KEBUMEN – Banjir dan longsor dari sebuah tebing di Gombong telah membuat 11 kereta api lintas selatan Pulau Jawa mengalami keterlambatan.
Longsor terjadi diantara Stasiun Gombong, Kabupaten Kebumen, dan Stasiun Sumpiuh, Kabupaten Banyumas, Jawa Tengah.
Manajer Humas PT Kereta Api Indonesia Daerah Operasi 5 Purwokerto, Ixfan Hendriwintoko, menjelaskan pada Km 423+5/3 terjadi tebing longsor menutup selokan, sehingga air menggenangi rel sepanjang 200 meter dan tinggi 5 sentimeter.
Sedangkan pada Km 423+1, longsoran dari tebing menutup saluran air sehingga memicu genangan setinggi 20 sentimeter dari kop rel.
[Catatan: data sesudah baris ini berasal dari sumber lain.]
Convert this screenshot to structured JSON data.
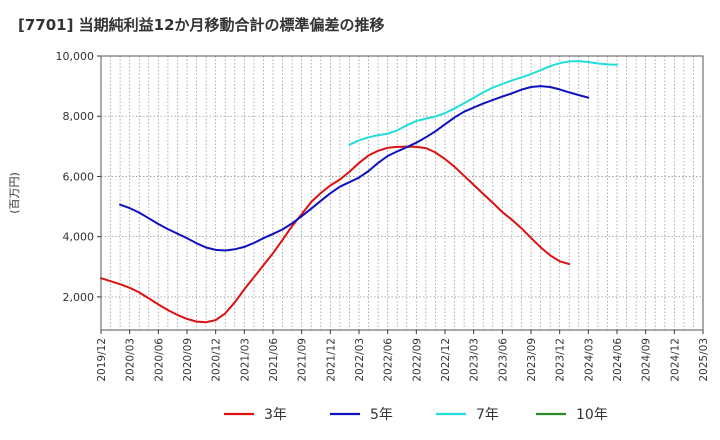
{
  "chart_data": {
    "type": "line",
    "title": "[7701]  当期純利益12か月移動合計の標準偏差の推移",
    "ylabel": "(百万円)",
    "xlabel": "",
    "ylim": [
      900,
      10000
    ],
    "yticks": [
      2000,
      4000,
      6000,
      8000,
      10000
    ],
    "ytick_labels": [
      "2,000",
      "4,000",
      "6,000",
      "8,000",
      "10,000"
    ],
    "x_ticks": [
      "2019/12",
      "2020/03",
      "2020/06",
      "2020/09",
      "2020/12",
      "2021/03",
      "2021/06",
      "2021/09",
      "2021/12",
      "2022/03",
      "2022/06",
      "2022/09",
      "2022/12",
      "2023/03",
      "2023/06",
      "2023/09",
      "2023/12",
      "2024/03",
      "2024/06",
      "2024/09",
      "2024/12",
      "2025/03"
    ],
    "grid": true,
    "legend_position": "bottom",
    "series": [
      {
        "name": "3年",
        "color": "#dd1111",
        "start": "2019/12",
        "values": [
          2620,
          2520,
          2420,
          2300,
          2150,
          1950,
          1750,
          1560,
          1400,
          1270,
          1180,
          1160,
          1230,
          1450,
          1820,
          2250,
          2650,
          3050,
          3450,
          3900,
          4350,
          4750,
          5150,
          5450,
          5700,
          5900,
          6150,
          6450,
          6700,
          6850,
          6950,
          6980,
          6990,
          6980,
          6940,
          6800,
          6580,
          6320,
          6020,
          5720,
          5420,
          5120,
          4820,
          4560,
          4280,
          3960,
          3650,
          3380,
          3180,
          3090
        ]
      },
      {
        "name": "5年",
        "color": "#1010c0",
        "start": "2020/02",
        "values": [
          5060,
          4950,
          4800,
          4610,
          4420,
          4250,
          4100,
          3950,
          3780,
          3640,
          3560,
          3540,
          3580,
          3660,
          3790,
          3950,
          4090,
          4240,
          4440,
          4680,
          4930,
          5190,
          5440,
          5660,
          5810,
          5960,
          6180,
          6450,
          6680,
          6830,
          6970,
          7120,
          7300,
          7500,
          7730,
          7960,
          8150,
          8290,
          8420,
          8540,
          8650,
          8760,
          8880,
          8970,
          9000,
          8970,
          8890,
          8790,
          8700,
          8620
        ]
      },
      {
        "name": "7年",
        "color": "#22dddd",
        "start": "2022/02",
        "values": [
          7050,
          7200,
          7300,
          7370,
          7420,
          7530,
          7700,
          7840,
          7920,
          7990,
          8100,
          8260,
          8430,
          8610,
          8790,
          8950,
          9070,
          9190,
          9290,
          9400,
          9530,
          9660,
          9760,
          9820,
          9830,
          9800,
          9750,
          9720,
          9710
        ]
      },
      {
        "name": "10年",
        "color": "#2a8a2a",
        "start": "",
        "values": []
      }
    ]
  }
}
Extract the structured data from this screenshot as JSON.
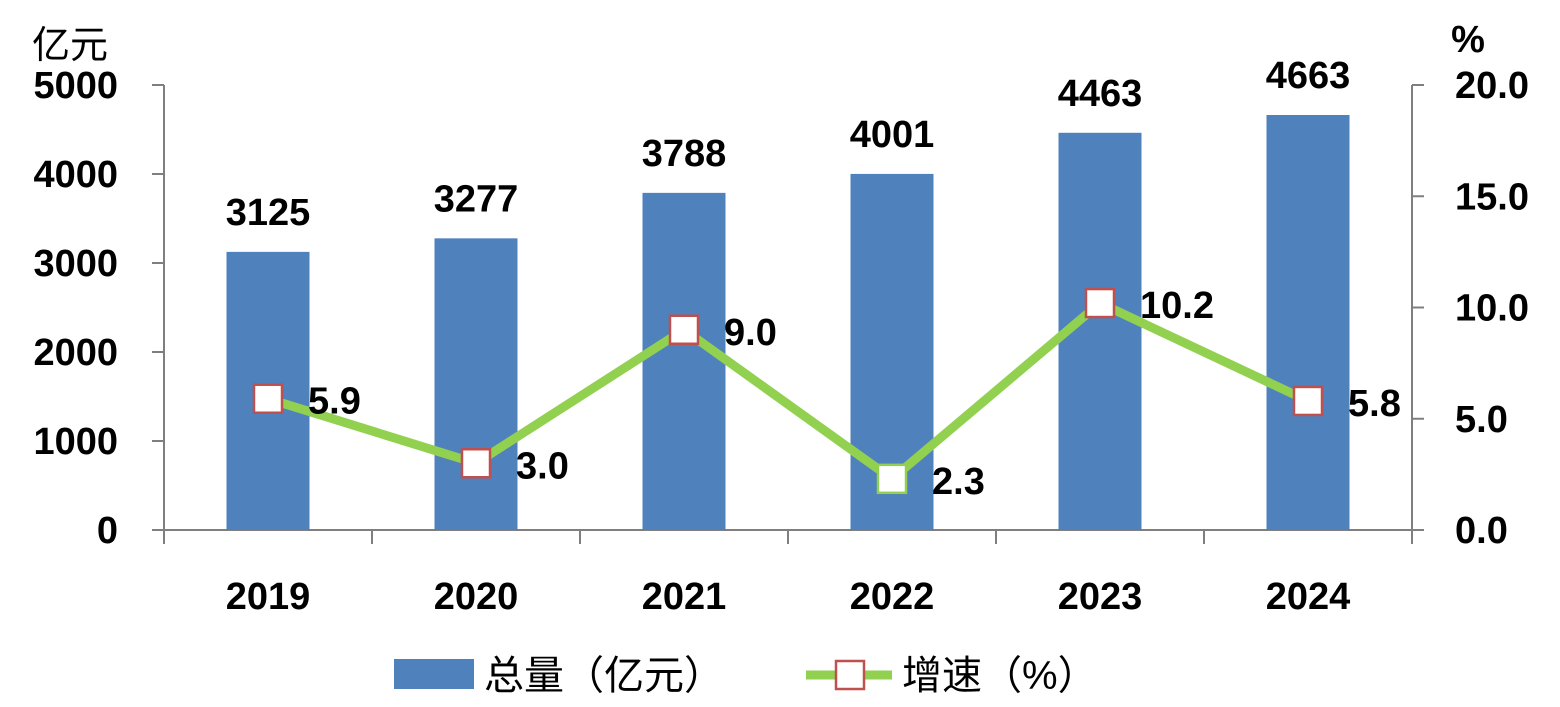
{
  "chart_data": {
    "type": "bar",
    "categories": [
      "2019",
      "2020",
      "2021",
      "2022",
      "2023",
      "2024"
    ],
    "series": [
      {
        "name": "总量（亿元）",
        "type": "bar",
        "axis": "left",
        "values": [
          3125,
          3277,
          3788,
          4001,
          4463,
          4663
        ],
        "labels": [
          "3125",
          "3277",
          "3788",
          "4001",
          "4463",
          "4663"
        ]
      },
      {
        "name": "增速（%）",
        "type": "line",
        "axis": "right",
        "values": [
          5.9,
          3.0,
          9.0,
          2.3,
          10.2,
          5.8
        ],
        "labels": [
          "5.9",
          "3.0",
          "9.0",
          "2.3",
          "10.2",
          "5.8"
        ]
      }
    ],
    "y_left": {
      "unit": "亿元",
      "ylim": [
        0,
        5000
      ],
      "ticks": [
        "0",
        "1000",
        "2000",
        "3000",
        "4000",
        "5000"
      ]
    },
    "y_right": {
      "unit": "%",
      "ylim": [
        0,
        20
      ],
      "ticks": [
        "0.0",
        "5.0",
        "10.0",
        "15.0",
        "20.0"
      ]
    },
    "grid": false,
    "legend": "bottom",
    "colors": {
      "bar": "#4f81bd",
      "line": "#92d050",
      "marker_edge": "#c0504d",
      "marker_fill": "#ffffff",
      "axis": "#7f7f7f"
    }
  }
}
Genangan air tersebut sekarang telah surut namun material longsoran menutupi rel sekitar Km423+1 sepanjang 20 meter.
Selain itu, lanjut dia, material longsoran juga terjadi di sekitar Km 423+4/5 sepanjang 10 meter dengan ketebalan sekitar 40 sentimeter.
Berdasarkan laporan dari petugas di lapangan, lokasi yang terkena longsoran sudah selesai ditangani pada pukul 23.15 WIB. Sehingga jalur dapat dilalui dengan aman oleh 11 KA yang sempat tertahan di sejumlah stasiun.
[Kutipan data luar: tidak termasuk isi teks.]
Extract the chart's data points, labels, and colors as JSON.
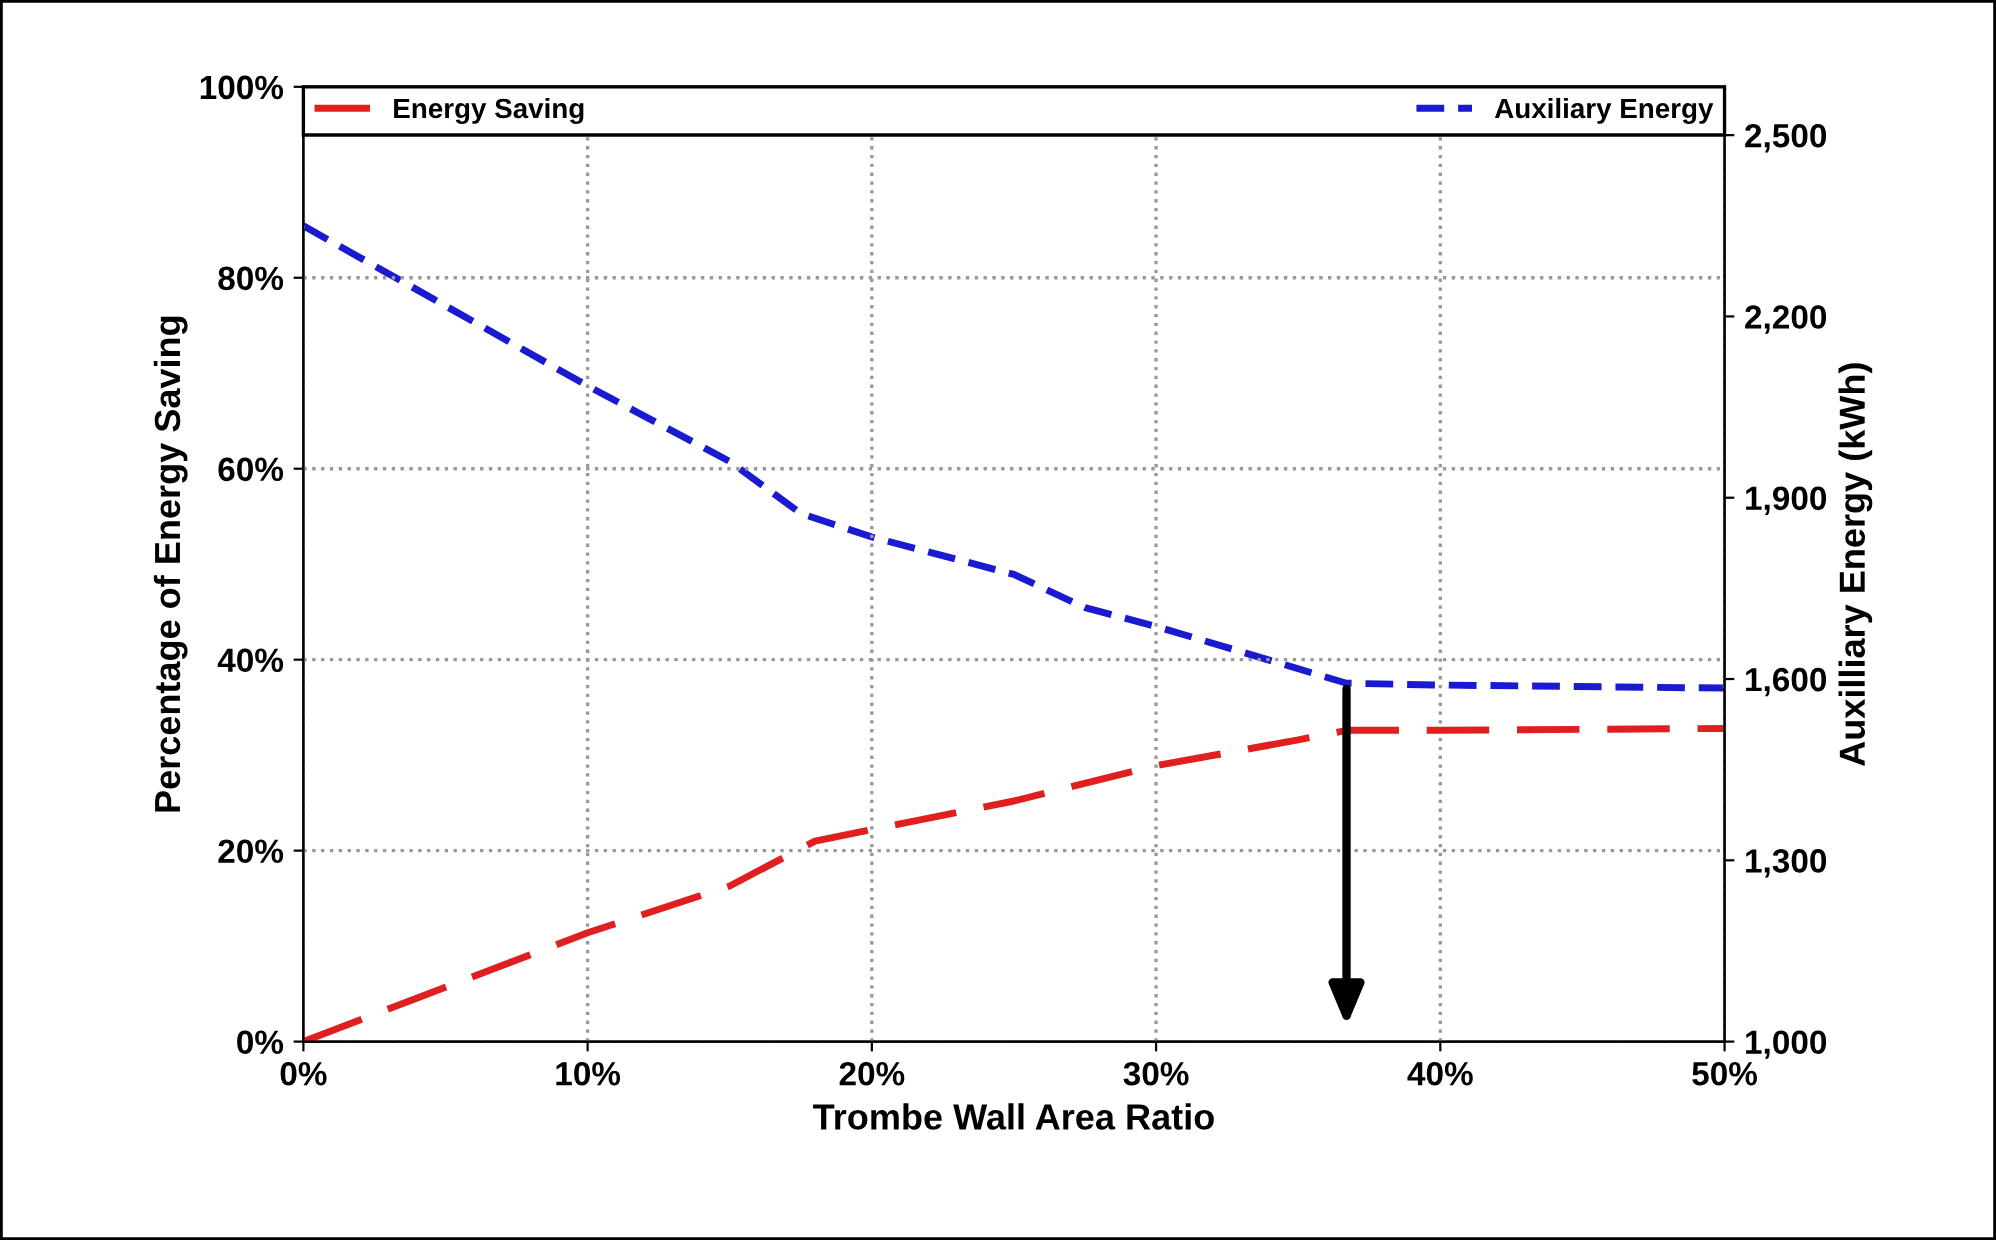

“Meskipun harus berjalan dengan kecepatan 5 kilometer per jam serta dikawal petugas jalan dan jembatan saat melewati tempat itu,” katanya, Kamis (17/11/2016) malam.
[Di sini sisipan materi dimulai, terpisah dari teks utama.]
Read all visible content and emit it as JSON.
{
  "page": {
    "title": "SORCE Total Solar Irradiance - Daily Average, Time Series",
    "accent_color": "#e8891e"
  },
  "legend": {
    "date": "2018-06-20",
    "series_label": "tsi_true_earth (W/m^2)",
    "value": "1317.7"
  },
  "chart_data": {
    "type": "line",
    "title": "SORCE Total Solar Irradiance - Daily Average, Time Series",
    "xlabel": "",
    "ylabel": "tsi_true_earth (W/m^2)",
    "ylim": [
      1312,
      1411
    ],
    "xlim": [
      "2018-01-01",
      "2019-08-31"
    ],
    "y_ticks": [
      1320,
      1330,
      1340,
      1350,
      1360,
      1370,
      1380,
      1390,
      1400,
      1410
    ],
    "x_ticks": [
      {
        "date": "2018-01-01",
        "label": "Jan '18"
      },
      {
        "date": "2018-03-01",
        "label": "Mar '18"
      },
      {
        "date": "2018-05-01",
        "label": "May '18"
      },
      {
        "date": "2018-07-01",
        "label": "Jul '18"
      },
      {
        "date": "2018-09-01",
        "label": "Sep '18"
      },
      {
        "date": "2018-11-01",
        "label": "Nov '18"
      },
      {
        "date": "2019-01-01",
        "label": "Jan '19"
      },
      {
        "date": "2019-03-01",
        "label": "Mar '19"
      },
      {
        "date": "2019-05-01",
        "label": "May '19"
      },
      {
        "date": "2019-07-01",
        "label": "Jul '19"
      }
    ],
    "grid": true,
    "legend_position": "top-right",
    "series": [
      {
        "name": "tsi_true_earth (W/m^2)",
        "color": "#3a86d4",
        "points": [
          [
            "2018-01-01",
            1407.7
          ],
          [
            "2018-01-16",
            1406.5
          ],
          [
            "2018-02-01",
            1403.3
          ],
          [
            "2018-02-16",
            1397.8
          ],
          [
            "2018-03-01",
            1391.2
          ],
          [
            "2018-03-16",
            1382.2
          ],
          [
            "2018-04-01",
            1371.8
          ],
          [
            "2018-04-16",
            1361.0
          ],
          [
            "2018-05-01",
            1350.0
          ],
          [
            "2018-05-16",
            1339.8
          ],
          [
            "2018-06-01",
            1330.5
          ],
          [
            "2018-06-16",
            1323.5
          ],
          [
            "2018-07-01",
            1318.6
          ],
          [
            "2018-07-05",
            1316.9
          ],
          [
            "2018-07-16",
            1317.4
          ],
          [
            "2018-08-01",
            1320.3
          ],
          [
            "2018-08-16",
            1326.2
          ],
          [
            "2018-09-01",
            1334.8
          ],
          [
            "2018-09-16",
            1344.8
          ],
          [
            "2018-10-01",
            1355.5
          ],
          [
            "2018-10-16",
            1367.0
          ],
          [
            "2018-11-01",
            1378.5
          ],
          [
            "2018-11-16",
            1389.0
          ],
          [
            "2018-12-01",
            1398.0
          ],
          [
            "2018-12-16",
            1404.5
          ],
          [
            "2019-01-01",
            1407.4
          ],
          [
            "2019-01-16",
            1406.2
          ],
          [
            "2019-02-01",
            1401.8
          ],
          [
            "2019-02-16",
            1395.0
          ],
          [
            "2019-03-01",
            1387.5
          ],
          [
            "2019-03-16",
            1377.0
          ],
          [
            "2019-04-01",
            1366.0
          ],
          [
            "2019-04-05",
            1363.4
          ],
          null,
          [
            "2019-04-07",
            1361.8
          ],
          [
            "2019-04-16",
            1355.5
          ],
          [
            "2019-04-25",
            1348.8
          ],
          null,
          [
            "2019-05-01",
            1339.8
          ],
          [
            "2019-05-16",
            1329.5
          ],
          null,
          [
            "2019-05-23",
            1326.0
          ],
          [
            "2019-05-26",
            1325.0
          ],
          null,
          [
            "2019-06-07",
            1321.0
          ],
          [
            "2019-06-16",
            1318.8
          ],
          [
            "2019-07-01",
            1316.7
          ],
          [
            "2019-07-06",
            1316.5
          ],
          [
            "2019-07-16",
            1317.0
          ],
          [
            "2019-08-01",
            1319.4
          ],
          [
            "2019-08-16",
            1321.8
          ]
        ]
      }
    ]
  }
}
Sementara itu kereta api yang mengalami keterlambatan diantaranya KA Gajahwong relasi Lempuyangan-Pasarsenen, KA Senja Utama Solo relasi Solobalapan-Pasarsenen, KA Kahuripan relasi Kediri-Kiaracondong, KA Jaka Tingkir relasi Purwosari-Pasarsenen.
Selanjutnya KA Taksaka Malam relasi Yogyakarta-Gambir, KA Lodaya relasi Solobalapan-Bandung, KA Malabar relasi Bandung-Malang, KA Argo Dwipangga relasi Solobalapan-Gambir, KA Turangga relasi Surabayagubeng-Bandung, KA Gajayana relasi Malang-Gambir, dan KA Bima relasi Gambir-Malang.
Setelah genangan air di Km 423+5/3 surut pada pukul 22.05 WIB, kereta api tersebut dapat melanjutkan perjalanan. Demikian dilaporkan Antara.